On traduit dans Charlevoix

7-10 August 2022 in La Malbaie, Quebec

By Robin Humphrey

My journey to La Malbaie on the north shore of the St. Lawrence River, Quebec, was my first ever visit to Canada. I had no problem justifying travelling so far for a 2½-day translation conference — this was a special conference that I’d wanted to go to for some time and this year felt like exactly the right moment for me to attend.

Transatlantic travel can be daunting if you’re not used to it and seeing as I’d decided to visit two sets of family friends in Ottawa and Massachusetts, which was going to involve 23 separate stages of travel, I handed the lot over to a travel agent. They handled it really well. I arrived and left without having experienced any significant glitches.

Arrival in Quebec presented no language barrier at all. Why would it? Everyone speaks French. This meant taking a little bit longer to feel I was in a foreign country at all. People were extremely friendly and things went so smoothly. Hotel staff and taxi drivers complimented me on my French and only once or twice did I need to ask “Qu’est-ce que vous dites ?” Yes, le français québecois is different. It sounds unlike metropolitan French and offers unique ways of saying things. For example, instead of a waiter saying “je vous en prie” for “you’re welcome” or “at your service”, they’ll say “bienvenu”. That just struck me as … something that may be pounced on by a French language purist, but which I kind of liked, because it was different and rather unexpected.

On Traduit Dans Charlevoix, was fantastic, to say the least: I knew a couple of the delegates and some of the presenters before I arrived. The venue, the food, the refreshments, and the presentations themselves were all first-rate. All this added to a wonderful experience. Expert presentations filled each day – a French track (which I didn’t attend) and an English track, which I did attend for obvious reasons, left me with a fine set of presenters’ slides and a stack of notes on a superbly stimulating sequence of masterclasses that gave crystal-clear insight into the way translators work at this level.
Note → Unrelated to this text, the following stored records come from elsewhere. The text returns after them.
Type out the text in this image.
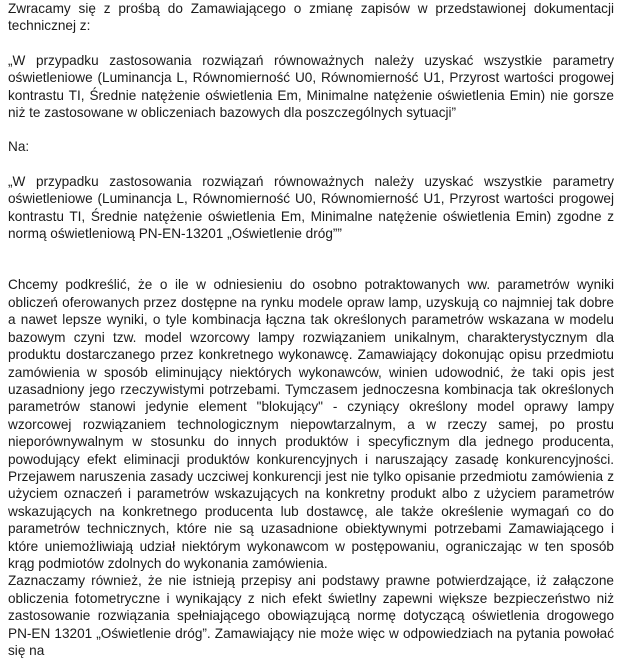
Zwracamy się z prośbą do Zamawiającego o zmianę zapisów w przedstawionej dokumentacji technicznej z:

„W przypadku zastosowania rozwiązań równoważnych należy uzyskać wszystkie parametry oświetleniowe (Luminancja L, Równomierność U0, Równomierność U1, Przyrost wartości progowej kontrastu TI, Średnie natężenie oświetlenia Em, Minimalne natężenie oświetlenia Emin) nie gorsze niż te zastosowane w obliczeniach bazowych dla poszczególnych sytuacji”

Na:

„W przypadku zastosowania rozwiązań równoważnych należy uzyskać wszystkie parametry oświetleniowe (Luminancja L, Równomierność U0, Równomierność U1, Przyrost wartości progowej kontrastu TI, Średnie natężenie oświetlenia Em, Minimalne natężenie oświetlenia Emin) zgodne z normą oświetleniową PN-EN-13201 „Oświetlenie dróg””

Chcemy podkreślić, że o ile w odniesieniu do osobno potraktowanych ww. parametrów wyniki obliczeń oferowanych przez dostępne na rynku modele opraw lamp, uzyskują co najmniej tak dobre a nawet lepsze wyniki, o tyle kombinacja łączna tak określonych parametrów wskazana w modelu bazowym czyni tzw. model wzorcowy lampy rozwiązaniem unikalnym, charakterystycznym dla produktu dostarczanego przez konkretnego wykonawcę. Zamawiający dokonując opisu przedmiotu zamówienia w sposób eliminujący niektórych wykonawców, winien udowodnić, że taki opis jest uzasadniony jego rzeczywistymi potrzebami. Tymczasem jednoczesna kombinacja tak określonych parametrów stanowi jedynie element "blokujący" - czyniący określony model oprawy lampy wzorcowej rozwiązaniem technologicznym niepowtarzalnym, a w rzeczy samej, po prostu nieporównywalnym w stosunku do innych produktów i specyficznym dla jednego producenta, powodujący efekt eliminacji produktów konkurencyjnych i naruszający zasadę konkurencyjności. Przejawem naruszenia zasady uczciwej konkurencji jest nie tylko opisanie przedmiotu zamówienia z użyciem oznaczeń i parametrów wskazujących na konkretny produkt albo z użyciem parametrów wskazujących na konkretnego producenta lub dostawcę, ale także określenie wymagań co do parametrów technicznych, które nie są uzasadnione obiektywnymi potrzebami Zamawiającego i które uniemożliwiają udział niektórym wykonawcom w postępowaniu, ograniczając w ten sposób krąg podmiotów zdolnych do wykonania zamówienia.

Zaznaczamy również, że nie istnieją przepisy ani podstawy prawne potwierdzające, iż załączone obliczenia fotometryczne i wynikający z nich efekt świetlny zapewni większe bezpieczeństwo niż zastosowanie rozwiązania spełniającego obowiązującą normę dotyczącą oświetlenia drogowego PN-EN 13201 „Oświetlenie dróg”. Zamawiający nie może więc w odpowiedziach na pytania powołać się na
This is the realm of the super-translator, if I may say so.

Right after one of the presentations I managed to ask the presenter if they thought that theory can help translators. Perhaps you know the book by Chesterman and Wagner that asks the same question. You may also wonder why I ask this. Because I think it’s important to answer the question and that it’s fundamental to know, for me at least, that the answer is a resounding yes, and why that answer is yes. The answer is yes, because it’s all too easy to say theory isn’t important. Ditching translation theory is simple, right? To be curious about and to seek a convincing answer to the question needs far more attention.

So, as I watched these presentations I tried to identify what precisely these experts were doing. Here’s an example: beyond calque or literal translation (direct translation), modulation or adaptation (oblique translation), there was other savvy at work. This wasn’t blink-of-an-eye scrutiny of extratextual features we all carry out (who, what, when, why?), nor were they questions about text type (informative, emotive, operative, phatic), internal factors (content, composition, syntactic or textual elements, suprasegmental features) or indeed linguistic features (pragmatics, anaphoric or cataphoric references, collocations or specialised lexis). No, these were deftly manipulated tools of the trade. More than once I thought “I knew that!” but had to admit “I’d not seen that” when a presenter demonstrated the conversion of a rather stodgy source text into a concise target text. Chris Durban’s talk in particular on “Kicking free of the source” text was, for me, brilliant. It was not the only presentation, though, to remind us of how crucial it is to understand fundamental stylistic distinctions between French and English, of the importance of being able to properly understand the intended message in the source text before you even think about translating and, vitally, to be aware that Translation Studies theory is there to help — it’s not good to ignore it.

Without thinking twice, I’d go to On Traduit Dans Charlevoix again tomorrow if I could, and I really look forward to the next one, when it is announced.  I absolutely loved it. Canada was welcoming, fun to be in, and vast!